Vegetation surveys identify the plant species in each plot, the number of species present, and the percentage of total plot area covered by each species. The latter two are known as species diversity and percent cover.
Why do some places have more plant species than others? Why is there the greatest diversity in the tropics? What is the relationship between biodiversity and the environment? An international team led by researchers at the University of Göttingen has reconstructed the global distribution of plant diversity and made high-resolution predictions of where and how many plant species exist to help answer these questions. This will support conservation efforts, help to protect plant diversity, and assess changes in light of the ongoing biodiversity and climate crises. Their research was published in New Phytologist.
Researchers used modern machine learning techniques to model the relationship between plant diversity and environmental conditions using a unique global dataset of 830 regional floras and the distribution of 300,000 plant species compiled at the University of Göttingen over ten years.
The global predictions show in unprecedented detail and accuracy how plant diversity is distributed across our planet. Knowing where to expect a certain number of species under current conditions allows researchers to assess future changes due to climate and land-use change, as well as identify impacts of overexploitation and introduced invasive species.
Professor Holger Kreft
They were able to take into account the evolutionary history of plants occurring in each geographic region by incorporating the relatedness of the species to one another. The models were then used to continuously predict plant diversity around the world, taking into account past and present geographic and climatic conditions.
The models capture how diversity varies along environmental gradients and help to identify global centers of plant diversity. Current climate and further environmental factors emerged as primary drivers of plant diversity. The highest concentrations of plant diversity are predicted in environmentally heterogeneous tropical areas like Central America, the Andes and Amazonia, South-East Brazil, parts of Tropical Africa, Madagascar, southern China, Indochina, and the Malay Archipelago as well as some Mediterranean regions like the Cape of Africa and locations around the Mediterranean Sea.

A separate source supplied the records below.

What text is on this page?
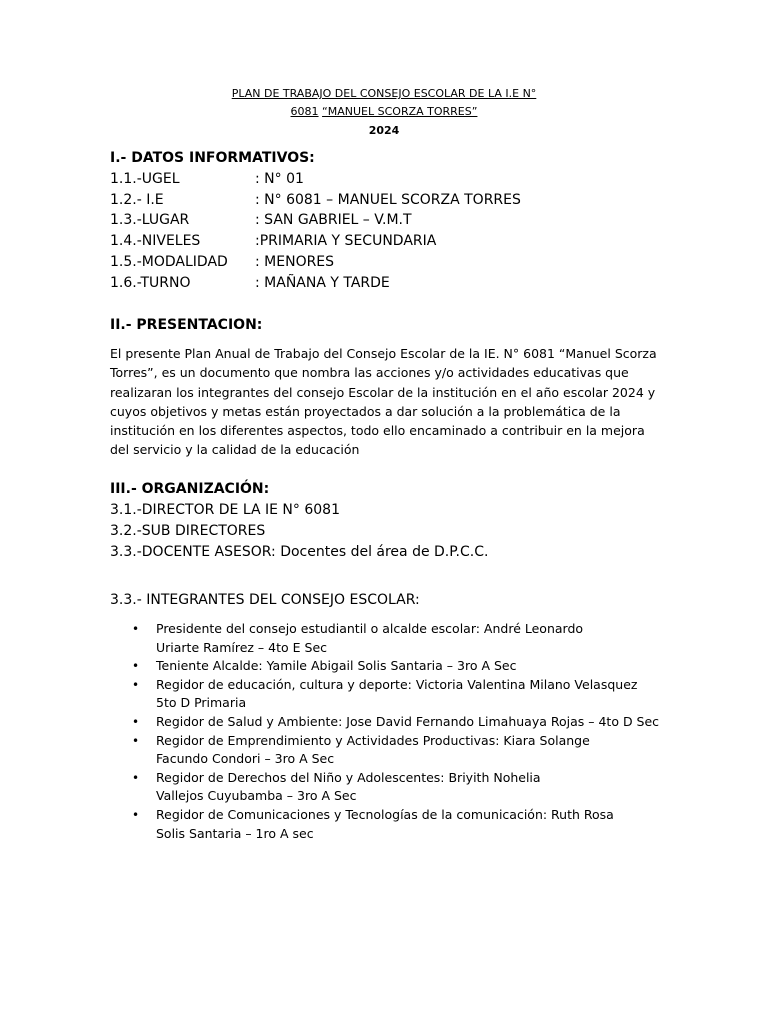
PLAN DE TRABAJO DEL CONSEJO ESCOLAR DE LA I.E N°
6081 “MANUEL SCORZA TORRES”
2024
I.- DATOS INFORMATIVOS:
1.1.-UGEL	: N° 01
1.2.- I.E	: N° 6081 – MANUEL SCORZA TORRES
1.3.-LUGAR	: SAN GABRIEL – V.M.T
1.4.-NIVELES	:PRIMARIA Y SECUNDARIA
1.5.-MODALIDAD: MENORES
1.6.-TURNO	: MAÑANA Y TARDE
II.- PRESENTACION:
El presente Plan Anual de Trabajo del Consejo Escolar de la IE. N° 6081 “Manuel Scorza
Torres”, es un documento que nombra las acciones y/o actividades educativas que
realizaran los integrantes del consejo Escolar de la institución en el año escolar 2024 y
cuyos objetivos y metas están proyectados a dar solución a la problemática de la
institución en los diferentes aspectos, todo ello encaminado a contribuir en la mejora
del servicio y la calidad de la educación
III.- ORGANIZACIÓN:
3.1.-DIRECTOR DE LA IE N° 6081
3.2.-SUB DIRECTORES
3.3.-DOCENTE ASESOR: Docentes del área de D.P.C.C.
3.3.- INTEGRANTES DEL CONSEJO ESCOLAR:
• Presidente del consejo estudiantil o alcalde escolar: André Leonardo
Uriarte Ramírez – 4to E Sec
• Teniente Alcalde: Yamile Abigail Solis Santaria – 3ro A Sec
• Regidor de educación, cultura y deporte: Victoria Valentina Milano Velasquez
5to D Primaria
• Regidor de Salud y Ambiente: Jose David Fernando Limahuaya Rojas – 4to D Sec
• Regidor de Emprendimiento y Actividades Productivas: Kiara Solange
Facundo Condori – 3ro A Sec
• Regidor de Derechos del Niño y Adolescentes: Briyith Nohelia
Vallejos Cuyubamba – 3ro A Sec
• Regidor de Comunicaciones y Tecnologías de la comunicación: Ruth Rosa
Solis Santaria – 1ro A sec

The models were created using modern machine-learning techniques and newly compiled plant distribution data. The global maps of plant diversity that result provide a solid foundation for large-scale biodiversity monitoring and research on the origins of plant diversity, as well as support for future global biodiversity assessments and environmental policies.

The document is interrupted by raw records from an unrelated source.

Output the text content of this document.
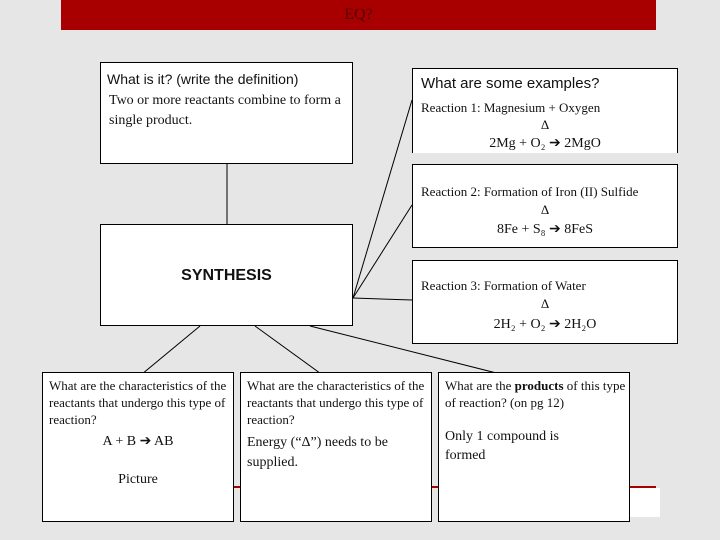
EQ?
What is it? (write the definition)
Two or more reactants combine to form a single product.
SYNTHESIS
What are some examples?
Reaction 1: Magnesium + Oxygen
Δ
2Mg + O₂ ➔ 2MgO
Reaction 2: Formation of Iron (II) Sulfide
Δ
8Fe + S₈ ➔ 8FeS
Reaction 3: Formation of Water
Δ
2H₂ + O₂ ➔ 2H₂O
What are the characteristics of the reactants that undergo this type of reaction?
A + B ➔ AB
Picture
What are the characteristics of the reactants that undergo this type of reaction?
Energy (“Δ”) needs to be supplied.
What are the products of this type of reaction? (on pg 12)
Only 1 compound is formed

The loss and degradation of biodiversity have a negative impact on every level of the planet, particularly the poor and vulnerable: women, children, and indigenous people; thus, biological diversity is essential for humanity’s well-being.

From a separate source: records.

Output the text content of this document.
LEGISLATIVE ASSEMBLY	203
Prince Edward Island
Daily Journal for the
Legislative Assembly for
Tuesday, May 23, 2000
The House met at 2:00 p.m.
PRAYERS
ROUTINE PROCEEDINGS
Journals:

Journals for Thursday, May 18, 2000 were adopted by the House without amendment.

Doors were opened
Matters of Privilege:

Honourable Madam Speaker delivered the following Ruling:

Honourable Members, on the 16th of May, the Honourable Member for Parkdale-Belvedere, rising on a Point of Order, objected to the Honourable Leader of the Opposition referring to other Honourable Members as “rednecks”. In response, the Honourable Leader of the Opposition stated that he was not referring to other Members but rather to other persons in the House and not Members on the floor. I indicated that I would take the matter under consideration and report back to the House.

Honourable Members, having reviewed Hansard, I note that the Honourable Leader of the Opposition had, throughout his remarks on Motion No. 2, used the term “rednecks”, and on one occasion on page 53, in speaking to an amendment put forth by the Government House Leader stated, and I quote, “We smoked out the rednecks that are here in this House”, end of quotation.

“The global predictions show in unprecedented detail and accuracy how plant diversity is distributed across our planet,” says Professor Holger Kreft of the University of Göttingen’s Biodiversity, Macroecology, and Biogeography Group. “Knowing where to expect a certain number of species under current conditions allows researchers to assess future changes due to climate and land-use change, as well as identify impacts of overexploitation and introduced invasive species,” explains Dr. Patrick Weigelt of the University of Göttingen.